Spike clustering

Adjustments to the algorithm

Because many millions of spikes may be detected in a single recording and the distance matrix grows as \(O(n^2)\), we quickly run out of memory. Instead, we take advantage of the fact that two spikes which are far away from each other in space and in time are unlikely to be from the same neuron and thus should not belong to the same cluster. So instead of computing the distance between a spike and every other spike, we restrict our comparison of spikes on site \(K\) to spikes which either also peak on site \(K\), or have a secondary peak on site \(K\). Additionally, if you specify, we also restrict our comparison to spikes occurring nearby in time (you might want to do this if you observe drift in your recording). This has a tendency to oversplit clusters, but they can be merged later.

Determining \(d\)

The best cutoff distance in feature space is generally not known a priori. In order to determine a good cutoff distance, we instead estimate a percentile you specify (the 2nd percentile by default), call it \(d_i\), of the pairwise distances between spike features on each site \(i\). We then take the median of the \(d_i\) as our global cutoff distance.

(This behavior can be overridden by setting the parameter useGlobalDistCut to 0 in your config file.)

Assigning clusters: “sufficiently dense” and “sufficiently far”

Once every spike has its \(\rho\) and \(\delta\) scores, along with the nearest neighbor of higher density corresponding to the \(\delta\) score, we then determine cluster centers.

You must specify the thresholds to determine a cluster center. In particular, a spike \(i\) must have \(\log_{10}(\rho_i) > \text{log10RhoCut}\) (“sufficiently dense”) and \(\log_{10}(\delta_i) > \text{log10DeltaCut}\) (“sufficiently far”). If you specify, this comparison may be made against a detrended plot, as in the images below.

../../_images/rdPlot.png

Once cluster centers are assigned, it is a straightforward operation to assign spikes to clusters: for each spike which has not been assigned a cluster (initially, this is all spikes which are not cluster centers), assign it to the same cluster as its nearest neighbor of higher density. Most spikes will remain unassigned at first, but on each iteration of this procedure, the number of spikes which are unassigned will shrink until all spikes have been assigned to clusters.

Note

Because we compared primary peaks with secondary peaks, a spike may have as its nearest neighbor a spike on a nearby site.

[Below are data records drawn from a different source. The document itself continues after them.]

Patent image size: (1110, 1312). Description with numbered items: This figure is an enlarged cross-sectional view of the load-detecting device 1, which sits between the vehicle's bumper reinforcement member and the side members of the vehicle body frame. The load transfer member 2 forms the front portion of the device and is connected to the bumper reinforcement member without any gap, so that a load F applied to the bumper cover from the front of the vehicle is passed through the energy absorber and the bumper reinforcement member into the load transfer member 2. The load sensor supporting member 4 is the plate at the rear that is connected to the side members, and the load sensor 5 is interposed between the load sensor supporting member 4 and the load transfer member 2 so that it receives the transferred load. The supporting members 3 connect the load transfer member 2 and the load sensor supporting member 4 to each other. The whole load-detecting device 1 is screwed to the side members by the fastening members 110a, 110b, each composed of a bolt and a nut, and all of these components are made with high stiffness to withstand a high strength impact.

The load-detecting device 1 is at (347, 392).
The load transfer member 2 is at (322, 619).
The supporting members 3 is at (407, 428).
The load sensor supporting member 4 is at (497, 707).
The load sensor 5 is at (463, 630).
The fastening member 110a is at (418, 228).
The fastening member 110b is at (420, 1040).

Merging possibly oversplit clusters

After the initial clustering using, units with similar mean raw waveforms are merged based on their similarity, as computed using the Pearson correlation coefficient of the waveforms. Since probe drift changes the spike waveforms, averaged waveforms are computed at three depth ranges per unit using their center-of-mass positions. Additionally, a time shift is applied between each pair to find the maximum cross-correlation value. The similarity score is taken as the maximum score from the resulting \(3 \times 3\) correlation matrix for each unit pair. Any cluster pair whose maximum similarity exceeds a threshold you specify is merged.

This process is repeated some number of times and the resulting clustering is output for inspection.